The international broadside against privacy in the name of security is well documented in Privacy and Human Rights: An International Survey of Privacy Laws and Developments 2002, this year’s edition of an annual report on the global state of privacy, conducted by the Electronic Privacy Information Centre and Privacy International (3).
The report describes how ‘almost every country that changed its laws to reflect the environment following September 2001 increased the ability of law enforcement and national security agencies to perform interception of communications, and transformed the powers of search and seizure, and an increase in the type of data that can be accessed’ (4).
Even in the USA, which has a relatively strong tradition of civil liberties, law was successfully used as a weapon against privacy after 11 September – for example, in the Providing Appropriate Tools Required to Intercept and Obstruct Terrorism (USA PATRIOT) Act (5).

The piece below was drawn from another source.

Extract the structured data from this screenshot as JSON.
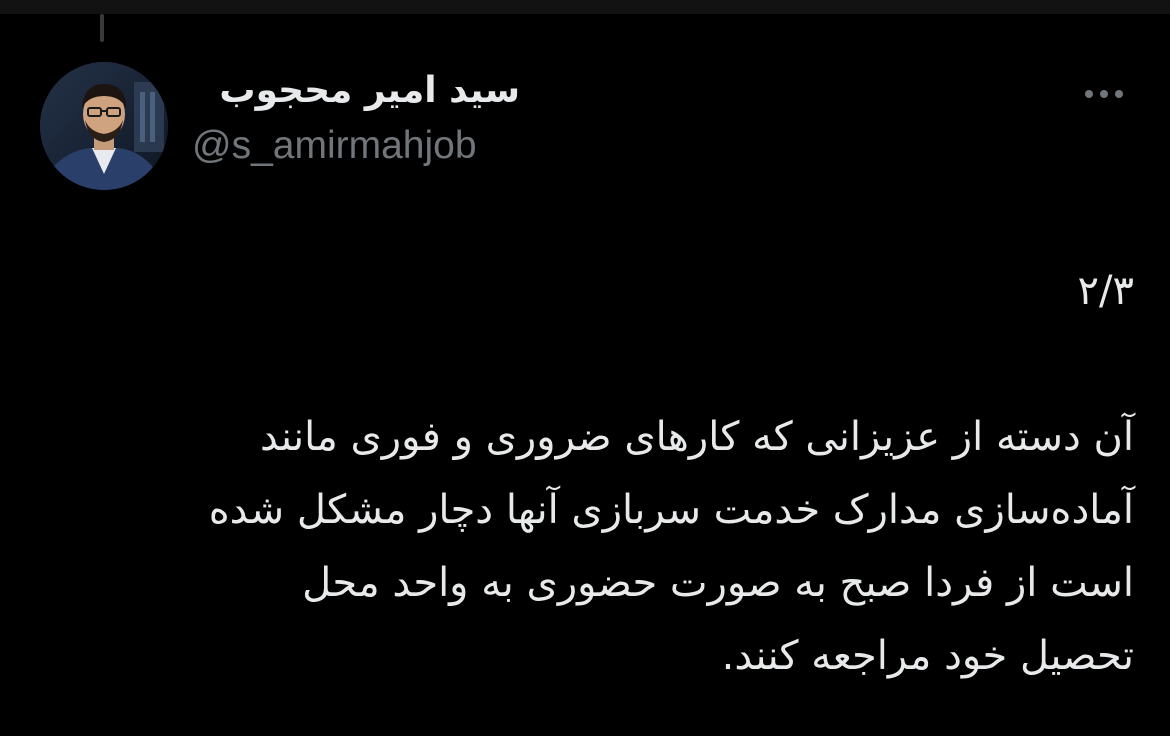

Privacy and Human Rights explains how this law ‘codified the use of…internet surveillance technology, granting access to sensitive traffic data with only a court order rather than a judicial warrant’ (6).
Although the scope of these recent threats to our privacy should not be underestimated, we should remember that most had their origins prior to 11 September 2001. It was the Regulation of Investigatory Powers (RIP) Act, passed in the UK in 2000 (which had its own origins in earlier attempts by the FBI to expand US state surveillance (7)), that provided a model for the USA PATRIOT Act.
As Privacy and Human Rights points out, recent erosions of privacy are not ‘necessarily new; the novelty is the speed in which these policies gained acceptance, and in many cases, became law’ (8).
Even the freedom/security axis which handicaps today’s discussion about freedom is not entirely new. Long before US citizens were faced with the odd conundrum of their freedoms being taken away in the name of freedom, Europeans were faced with the same thing, in the form of human rights. As I have argued previously on spiked, human rights legislation gradually erodes our latitude to pursue our freedoms, by seeking to enforce those freedoms on our behalf (see Human rights RIP).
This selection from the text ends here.